| name | leverage |
| description | Data-to-Goals Leverage Map — inventory the whole data estate, align it to the buyer-wedge + mission goals, and surface the highest-value LATENT connections we already have the data for but aren't exploiting. Connect/deepen, never widen (data widening is paused). Self-paced loop that appends to a living map. Use on /leverage, "what should we build", "find valuable connections", "what are we sitting on", "align our data to goals". |
/leverage — Data-to-Goals Leverage Map
Most of the value in this estate is latent: ~254 tables and 30+ MVs that share a handful of join
keys, against a small set of explicit goals. The connections that would serve a goal but were never
built are invisible until something maps them. That mapping is this skill.

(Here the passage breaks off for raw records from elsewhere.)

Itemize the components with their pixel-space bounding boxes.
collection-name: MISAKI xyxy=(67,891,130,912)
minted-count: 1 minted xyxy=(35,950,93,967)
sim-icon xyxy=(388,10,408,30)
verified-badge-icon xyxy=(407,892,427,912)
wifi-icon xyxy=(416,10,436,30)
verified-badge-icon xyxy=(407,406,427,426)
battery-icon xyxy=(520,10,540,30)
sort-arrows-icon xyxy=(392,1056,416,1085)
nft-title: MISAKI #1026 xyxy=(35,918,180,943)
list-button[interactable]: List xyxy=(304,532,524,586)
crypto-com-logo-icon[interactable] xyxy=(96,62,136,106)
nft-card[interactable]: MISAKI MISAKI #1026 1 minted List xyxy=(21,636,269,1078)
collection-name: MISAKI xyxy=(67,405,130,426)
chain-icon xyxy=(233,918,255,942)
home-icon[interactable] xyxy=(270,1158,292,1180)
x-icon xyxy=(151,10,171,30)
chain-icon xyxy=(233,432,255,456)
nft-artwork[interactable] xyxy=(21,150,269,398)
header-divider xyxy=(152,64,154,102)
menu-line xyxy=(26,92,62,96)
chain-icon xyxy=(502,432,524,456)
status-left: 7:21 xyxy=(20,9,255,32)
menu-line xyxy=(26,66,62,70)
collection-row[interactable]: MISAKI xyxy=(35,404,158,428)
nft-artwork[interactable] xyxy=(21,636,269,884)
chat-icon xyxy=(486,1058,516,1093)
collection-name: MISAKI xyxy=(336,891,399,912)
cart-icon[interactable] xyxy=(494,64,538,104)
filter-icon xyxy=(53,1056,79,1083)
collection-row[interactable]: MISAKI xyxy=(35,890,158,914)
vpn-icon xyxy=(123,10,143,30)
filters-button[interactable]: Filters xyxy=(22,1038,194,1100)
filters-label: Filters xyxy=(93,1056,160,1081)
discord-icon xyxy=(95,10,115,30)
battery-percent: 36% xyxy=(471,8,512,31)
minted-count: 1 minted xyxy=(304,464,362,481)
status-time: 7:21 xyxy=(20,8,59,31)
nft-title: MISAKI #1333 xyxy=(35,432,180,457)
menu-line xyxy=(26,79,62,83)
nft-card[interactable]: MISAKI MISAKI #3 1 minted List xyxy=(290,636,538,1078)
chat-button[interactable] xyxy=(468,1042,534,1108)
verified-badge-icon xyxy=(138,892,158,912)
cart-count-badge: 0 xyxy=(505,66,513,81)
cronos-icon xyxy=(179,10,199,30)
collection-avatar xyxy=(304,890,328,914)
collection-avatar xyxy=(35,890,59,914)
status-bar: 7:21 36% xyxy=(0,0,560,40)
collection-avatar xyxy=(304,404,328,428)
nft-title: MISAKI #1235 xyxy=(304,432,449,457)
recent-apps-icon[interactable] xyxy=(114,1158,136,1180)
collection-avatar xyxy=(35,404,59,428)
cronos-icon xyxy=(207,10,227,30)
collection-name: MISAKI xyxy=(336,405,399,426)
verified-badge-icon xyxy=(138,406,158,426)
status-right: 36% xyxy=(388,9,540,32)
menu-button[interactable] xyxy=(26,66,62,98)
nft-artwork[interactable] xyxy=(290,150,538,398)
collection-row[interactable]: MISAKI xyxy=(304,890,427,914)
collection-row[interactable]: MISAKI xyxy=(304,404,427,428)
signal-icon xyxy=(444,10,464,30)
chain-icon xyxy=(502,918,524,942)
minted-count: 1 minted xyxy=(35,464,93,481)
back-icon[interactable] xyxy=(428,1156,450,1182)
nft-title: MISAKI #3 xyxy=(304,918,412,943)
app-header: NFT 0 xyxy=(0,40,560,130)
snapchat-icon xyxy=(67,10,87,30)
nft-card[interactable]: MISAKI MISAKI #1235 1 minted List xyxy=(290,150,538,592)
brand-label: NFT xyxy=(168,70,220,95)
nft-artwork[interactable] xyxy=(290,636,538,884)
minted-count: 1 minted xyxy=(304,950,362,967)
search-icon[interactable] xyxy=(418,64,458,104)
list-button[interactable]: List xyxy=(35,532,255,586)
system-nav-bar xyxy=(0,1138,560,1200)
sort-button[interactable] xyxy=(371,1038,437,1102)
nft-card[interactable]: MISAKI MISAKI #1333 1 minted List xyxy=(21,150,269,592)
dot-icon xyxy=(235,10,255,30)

/wedge judges proposed work against the strategy. /leverage is its generative twin: it finds
candidate work — the valuable connections — and pre-tags each with the wedge verdict so the two never
drift.
The one hard rule
Data widening is PAUSED (buyer-wedge move 5). Leverage here means connecting and deepening data we
already have — joins, materialised cross-system views, evidence chains, entity resolution. A finding
whose action is "scrape more states / more rows / a new source" is out of scope — surface it only as
an explicitly-flagged WIDENING (paused) note, never as a top opportunity. Depth beats row count, always.
Output: a living Leverage Map
Write to docs/leverage-map.md (create on first run). Each opportunity is one row:
- **<id> — <the connection in a sentence>.** Datasets: A × B (× C) via <join key>. Serves: <goal>.
Why valuable: <one line>. Evidence: <counts proving the data supports it>. State: already-built /
latent / blocked. Effort: S/M/L. Wedge: green / supply-magnet / widening-paused / not-building.
Rank by data-readiness × goal-alignment × novelty (see references/method.md). Dedup against rows
already in the map — append only genuinely new connections each iteration.
Loop discipline (self-paced, like the health loop)
Encode Ben's "stop being the loop" pattern — exit is his interruption, not "when done".
- Inventory (cheap, each session-start or when stale): run the estate + join-key-coverage queries
from
references/method.md. This is "see everything we have." Cache the snapshot in the map header.
- Pick an unmined facet — a join key (ABN, gs_entity_id, postcode, person, name) or a goal. One per
iteration; don't re-mine a covered facet.
- Mine latent connections for that facet: which dataset pairs/triples join on it, which are already
materialised (MV exists) vs latent vs blocked. Ground each in ONE tiny count query (coverage proof).
- Score + tag: readiness × alignment × novelty; attach the wedge verdict; classify state/effort.
- Dedup-append new rows to
docs/leverage-map.md. Update the LOOP STATE comment.
- Summarise to Ben in ≤3 lines. Then self-pace:
ScheduleWakeup ~270s for the next facet while
facets are fresh; once two iterations add nothing new, park (~3600s) until new state arrives
(a new MV, a finished crawl, an enrichment run) — same gate-check pattern as the health loop.
Guardrails
- Tier 1–2 only. Read-only queries + local file writes. Building an MV, refreshing prod, or running
a writing agent is the recommendation, never an action the loop takes. Hand those to Ben.
- Ground every claim in a count. No opportunity goes in the map without a query proving the join
actually has coverage (verification rule). "Latent but 4% ABN overlap" is a dead lead, say so.
- Don't re-derive strategy. Goals live in
references/goals-register.md; if the work would change a
goal, update that file (and the underlying doc) first.
References (load when needed)
references/goals-register.md — the goals, what "valuable" means for each, and the wedge filter.
references/method.md — inventory queries, the join-key map, connection-mining method, scoring rubric.